L'incendie de la cabane s'est produit fin octobre, dans la réserve du peuple autochtone Krikati, dans le Maranhão. Il s'agit d'un petit épisode d'un conflit beaucoup plus vaste qui se déroule dans le bassin amazonien : les bûcherons, les éleveurs de bétail, les agriculteurs, les chercheurs d'or et les chasseurs envahissent de plus en plus souvent les territoires des populations autochtones du Brésil.

Ils abattent les arbres, brûlent la végétation, mettent le bétail en pâture, contaminent les rivières, tuent les animaux - et si nécessaire, même les personnes. Ils violent la loi qui protège strictement les réserves, mais qui ne semble plus s'appliquer aux peuples indigènes du Brésil.

Abandonnés par l'État, les Krikati, un peuple d'environ 1 300 personnes, ne voulaient plus rester sans rien faire et assister à la destruction. Ils ont décidé de défendre leur terre : leur forêt, leurs rivières, leurs villages et finalement leur mode de vie. Ils ont fondé une garde forestière appelée les Gardiens de la forêt, ou dans leur langue, Pji Jamyr Catiji.

Couteaux, fusils et cinq sens

Au total, 14 hommes et une femme font partie de la force volontaire qui patrouille dans la réserve. Ils portent des bottes vert olive et des uniformes provenant de dons, avec l'image d'un jaguar rugissant imprimée au dos. Ils sont armés de machettes et de fusils - et de leurs cinq sens.

En cherchant la cachette des bûcherons, les Krikati remarquent chaque branche cassée. Ils suivent de petites traces de sang qui les mènent aux restes d'un singe éventré par un chasseur illégal (qui propose la viande le lendemain dans la ville voisine d'Amarante do Maranhão par Whatsapp, à 5 R$ le kilo).

Plus tard dans la même nuit, les indigènes entendent l'écho presque perceptible d'un coup de feu lointain, tiré par un autre chasseur de la réserve.

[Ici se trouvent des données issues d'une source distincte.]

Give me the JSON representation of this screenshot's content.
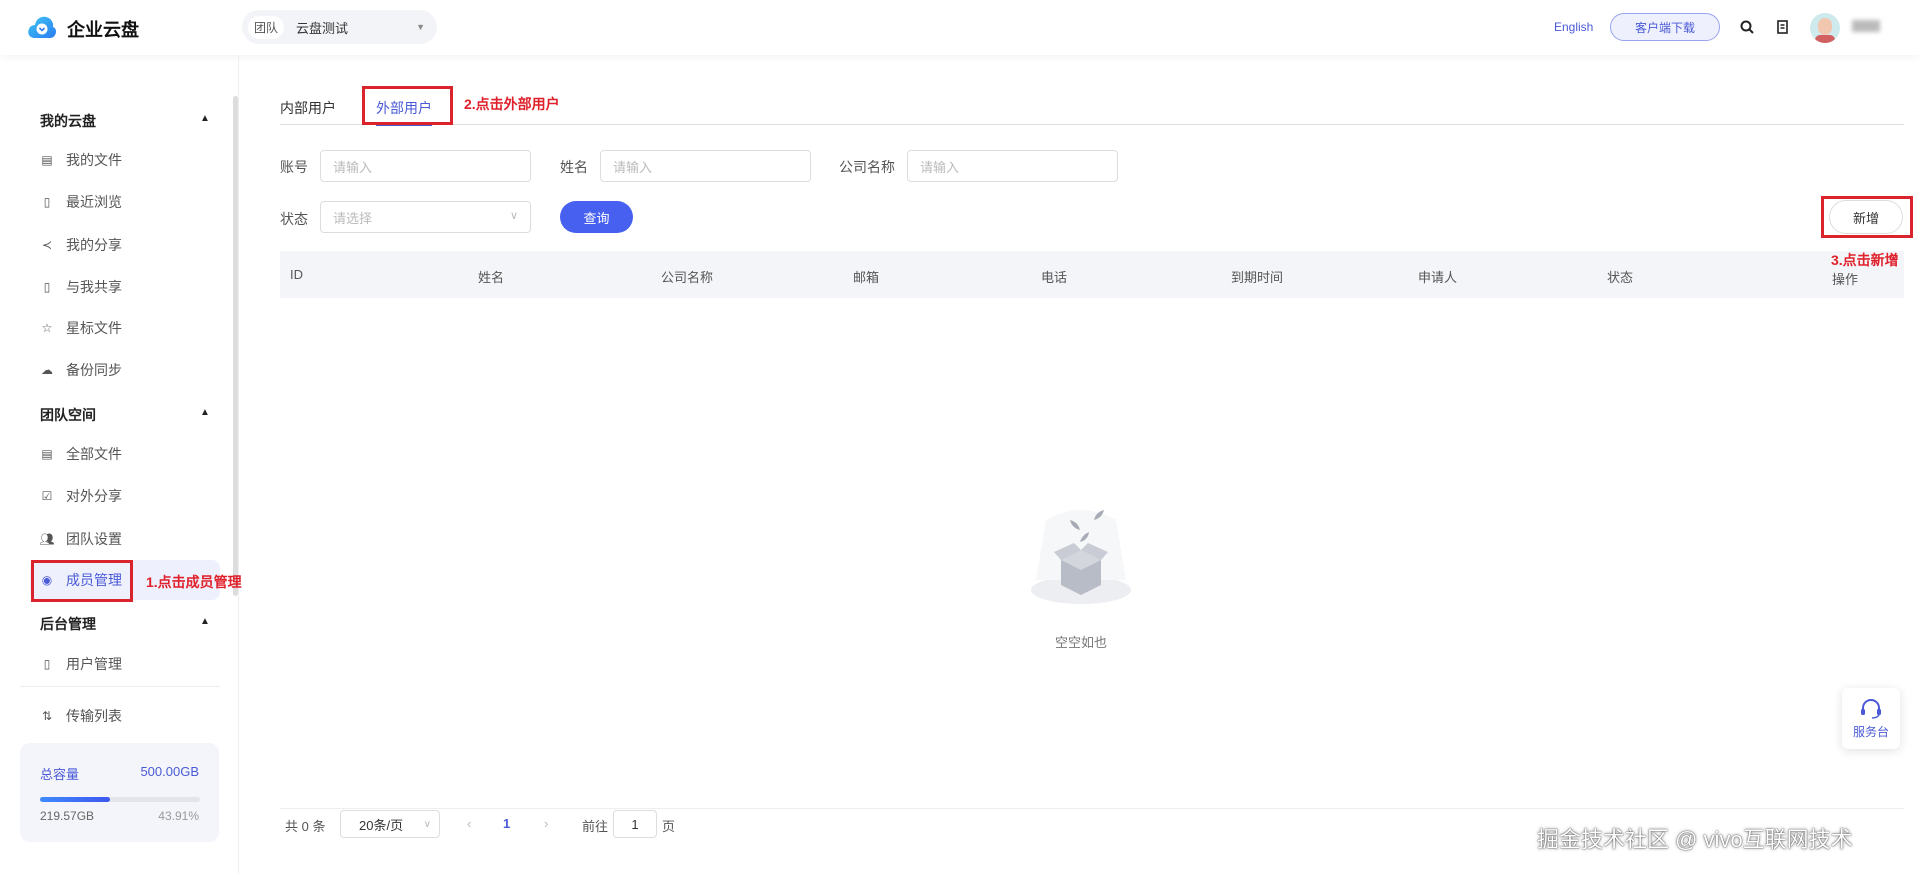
{
  "header": {
    "app_title": "企业云盘",
    "team_tag": "团队",
    "team_name": "云盘测试",
    "language": "English",
    "download_client": "客户端下载"
  },
  "sidebar": {
    "sections": [
      {
        "title": "我的云盘",
        "items": [
          {
            "label": "我的文件",
            "icon": "file-icon"
          },
          {
            "label": "最近浏览",
            "icon": "recent-file-icon"
          },
          {
            "label": "我的分享",
            "icon": "share-icon"
          },
          {
            "label": "与我共享",
            "icon": "shared-with-me-icon"
          },
          {
            "label": "星标文件",
            "icon": "star-icon"
          },
          {
            "label": "备份同步",
            "icon": "cloud-sync-icon"
          }
        ]
      },
      {
        "title": "团队空间",
        "items": [
          {
            "label": "全部文件",
            "icon": "list-icon"
          },
          {
            "label": "对外分享",
            "icon": "checklist-icon"
          },
          {
            "label": "团队设置",
            "icon": "team-icon"
          },
          {
            "label": "成员管理",
            "icon": "user-circle-icon",
            "active": true
          }
        ]
      },
      {
        "title": "后台管理",
        "items": [
          {
            "label": "用户管理",
            "icon": "id-card-icon"
          }
        ]
      }
    ],
    "transfer": "传输列表",
    "storage": {
      "label": "总容量",
      "total": "500.00GB",
      "used": "219.57GB",
      "percent_text": "43.91%",
      "percent": 43.91
    }
  },
  "annotations": {
    "step1": "1.点击成员管理",
    "step2": "2.点击外部用户",
    "step3": "3.点击新增"
  },
  "main": {
    "tabs": [
      {
        "label": "内部用户"
      },
      {
        "label": "外部用户",
        "active": true
      }
    ],
    "filters": {
      "account_label": "账号",
      "account_placeholder": "请输入",
      "name_label": "姓名",
      "name_placeholder": "请输入",
      "company_label": "公司名称",
      "company_placeholder": "请输入",
      "status_label": "状态",
      "status_placeholder": "请选择"
    },
    "query_button": "查询",
    "add_button": "新增",
    "columns": [
      "ID",
      "姓名",
      "公司名称",
      "邮箱",
      "电话",
      "到期时间",
      "申请人",
      "状态",
      "操作"
    ],
    "empty_text": "空空如也",
    "pagination": {
      "total": "共 0 条",
      "page_size": "20条/页",
      "current": "1",
      "goto": "前往",
      "goto_value": "1",
      "page_unit": "页"
    }
  },
  "service_desk": "服务台",
  "watermark": "掘金技术社区 @ vivo互联网技术",
  "colors": {
    "accent": "#4a5ad6",
    "primary_button": "#4760f0",
    "annotation_red": "#d9232d"
  }
}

"Notre travail est dangereux", déclare Wilson Krikati, 53 ans, le membre le plus âgé de l'expédition. Il y a eu des échanges de tirs, dit-il, mais personne n'a été blessé. "Nous faisons cela pour nos enfants et nos petits-enfants. Sans nos terres, ils n'auront pas une bonne vie."

Indispensable pour protéger la forêt

Cependant, les Krikati défendent bien plus que leur réserve. Ils défendent également le reste du monde, qui est confronté à la tâche presque impossible d'enrayer le changement climatique. Une forêt intacte dans le bassin amazonien, qui absorbe d'énormes quantités de carbone et fonctionne également comme une gigantesque machine à faire circuler l'eau, serait cruciale à cet égard.

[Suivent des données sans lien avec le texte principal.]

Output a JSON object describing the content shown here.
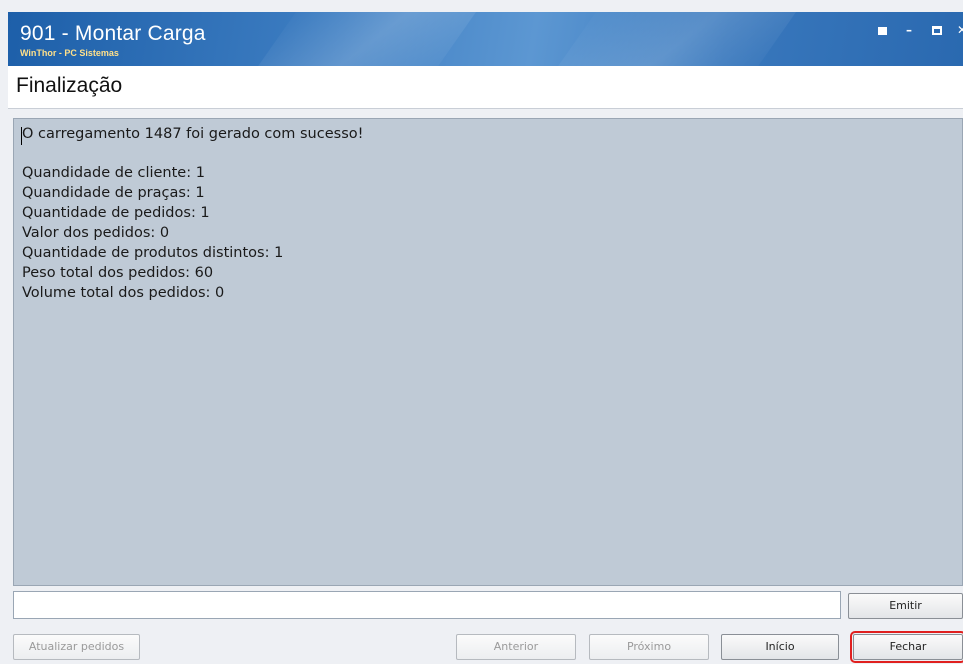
{
  "window": {
    "title": "901 - Montar Carga",
    "subtitle": "WinThor - PC Sistemas",
    "controls": [
      "restore-icon",
      "minimize-icon",
      "maximize-icon",
      "close-icon"
    ]
  },
  "section": {
    "title": "Finalização"
  },
  "message": {
    "headline": "O carregamento 1487 foi gerado com sucesso!",
    "lines": [
      "Quandidade de cliente: 1",
      "Quandidade de praças: 1",
      "Quantidade de pedidos: 1",
      "Valor dos pedidos: 0",
      "Quantidade de produtos distintos: 1",
      "Peso total dos pedidos: 60",
      "Volume total dos pedidos: 0"
    ]
  },
  "input": {
    "value": ""
  },
  "buttons": {
    "emitir": "Emitir",
    "atualizar": "Atualizar pedidos",
    "anterior": "Anterior",
    "proximo": "Próximo",
    "inicio": "Início",
    "fechar": "Fechar"
  },
  "colors": {
    "titlebar": "#2a69b0",
    "panel": "#bfcad6",
    "highlight": "#e0201f"
  }
}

Elle fournit de la pluie à des régions du Brésil qui deviendraient autrement de la savane. Dans certaines régions du pays, ce processus a déjà commencé.

Et les autochtones sont indispensables à la préservation de la forêt. Selon une étude de l'Organisation des Nations unies pour l'alimentation et l'agriculture (FAO), personne ne le protège mieux. La nature n'est nulle part plus intacte que dans les territoires autochtones, affirme la FAO.

La réserve Krikati est l'un des quelque 500 territoires indigènes reconnus au Brésil qui bénéficient de la protection de la Constitution de 1988. Cependant, les terres indigènes sont attaquées de manière de plus en plus brutale. On signale quotidiennement que des bûcherons, des mineurs et des éleveurs de bétail les envahissent.

Les réserves du grand fleuve Xingu, dans le sud-est du bassin amazonien, sont particulièrement touchées. Elles forment une sorte de barrière contre l'avancée de l'agrobusiness au nord. Mais combien de temps cela va-t-il durer ? Rien que cette année, la destruction de la forêt dans le Xingu a augmenté de 50 % par rapport à l'année dernière.

"Sous Bolsonaro, les envahisseurs se sentent intouchables".

Il ne serait pas exagéré de dire que l'avenir de l'Amazonie se joue dans les réserves indigènes du Brésil - et les Krikati se battent en première ligne.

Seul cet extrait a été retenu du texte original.